DOI: 10.1002/ijgo.13941
Abstrakt: Objective: To confirm that the efficiency of the use of chlormadinone acetate for 6 months to obtain remission of atypical hyperplasia or endometrial carcinoma is comparable to that of the use of other fertility-sparing treatments.
Method: The present study is based on the PREFERE prospective registry. All the patients received 3 or 6 months of chlormadinone acetate and were evaluated by hysteroscopic resection and pipelle sampling every 3 months.
Results: Ninety-four patients were included. Seventy-nine patients achieved complete remission at 6 months (84%). No patients stopped treatment because of a lack of tolerance. Twenty-four per cent of the patients achieved a live birth.
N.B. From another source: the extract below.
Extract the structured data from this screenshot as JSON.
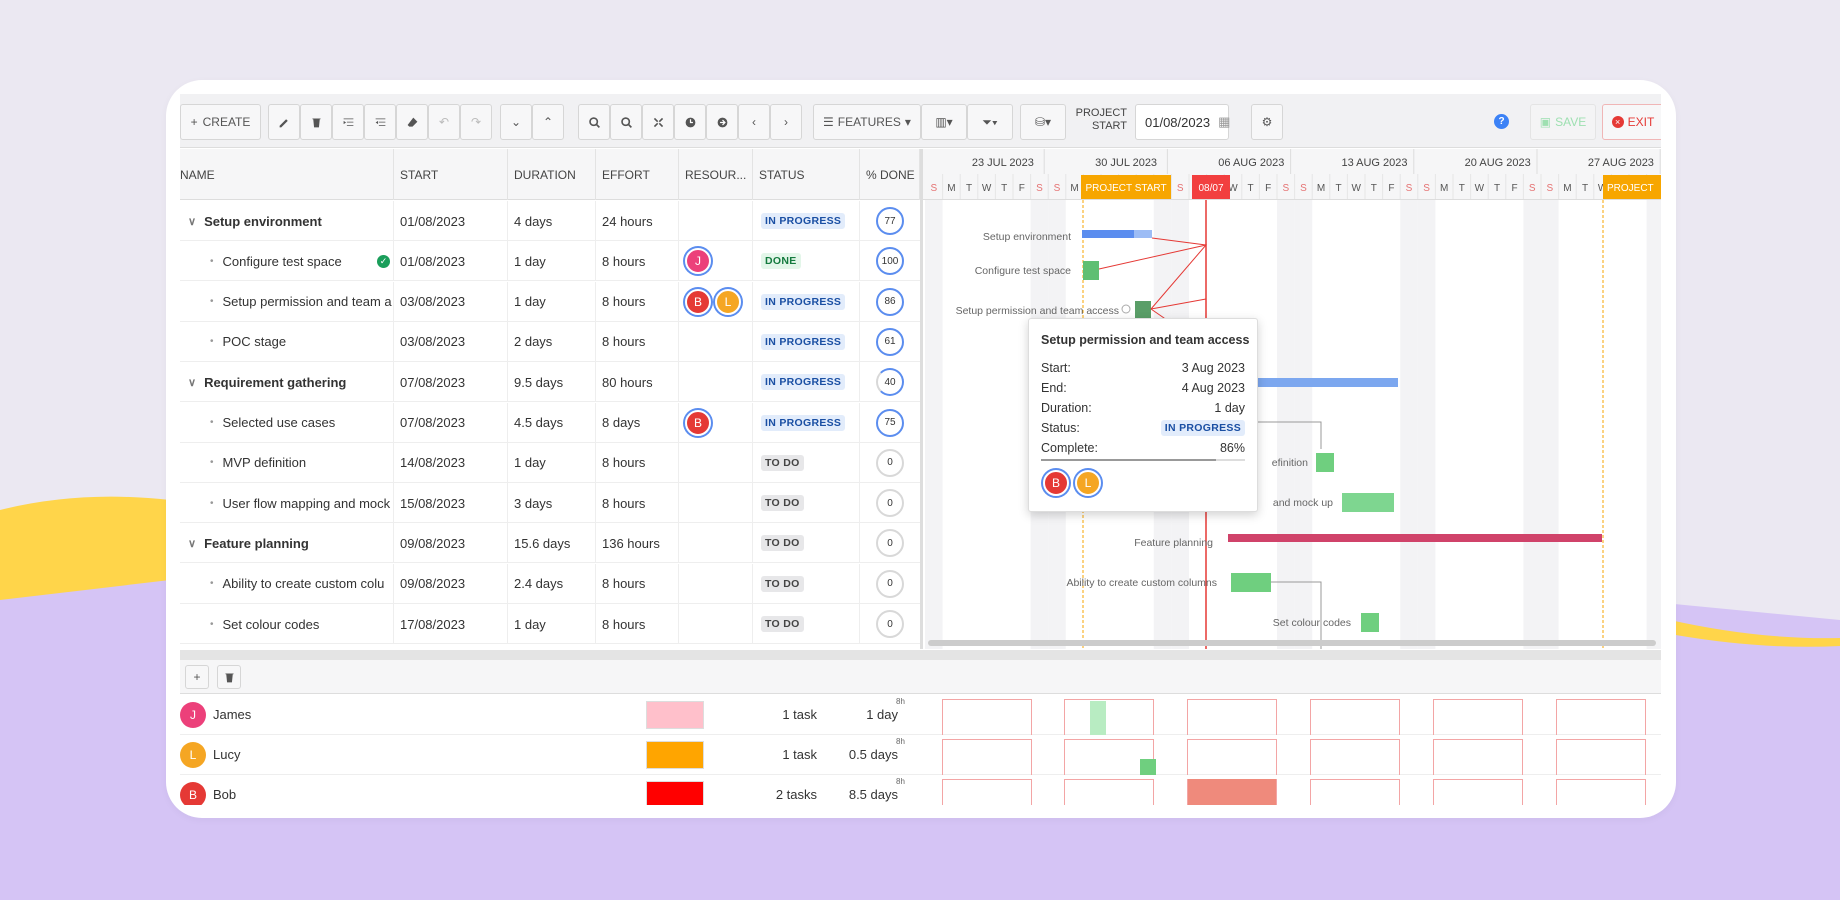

Conclusion: Chlormadinone acetate is an effective and well-tolerated fertility-sparing treatment. Its benefits over other progestins are its tolerability, and its absence of contraindications, which make it a good choice for patients with thromboembolism and high vascular risk.
(© 2021 International Federation of Gynecology and Obstetrics.)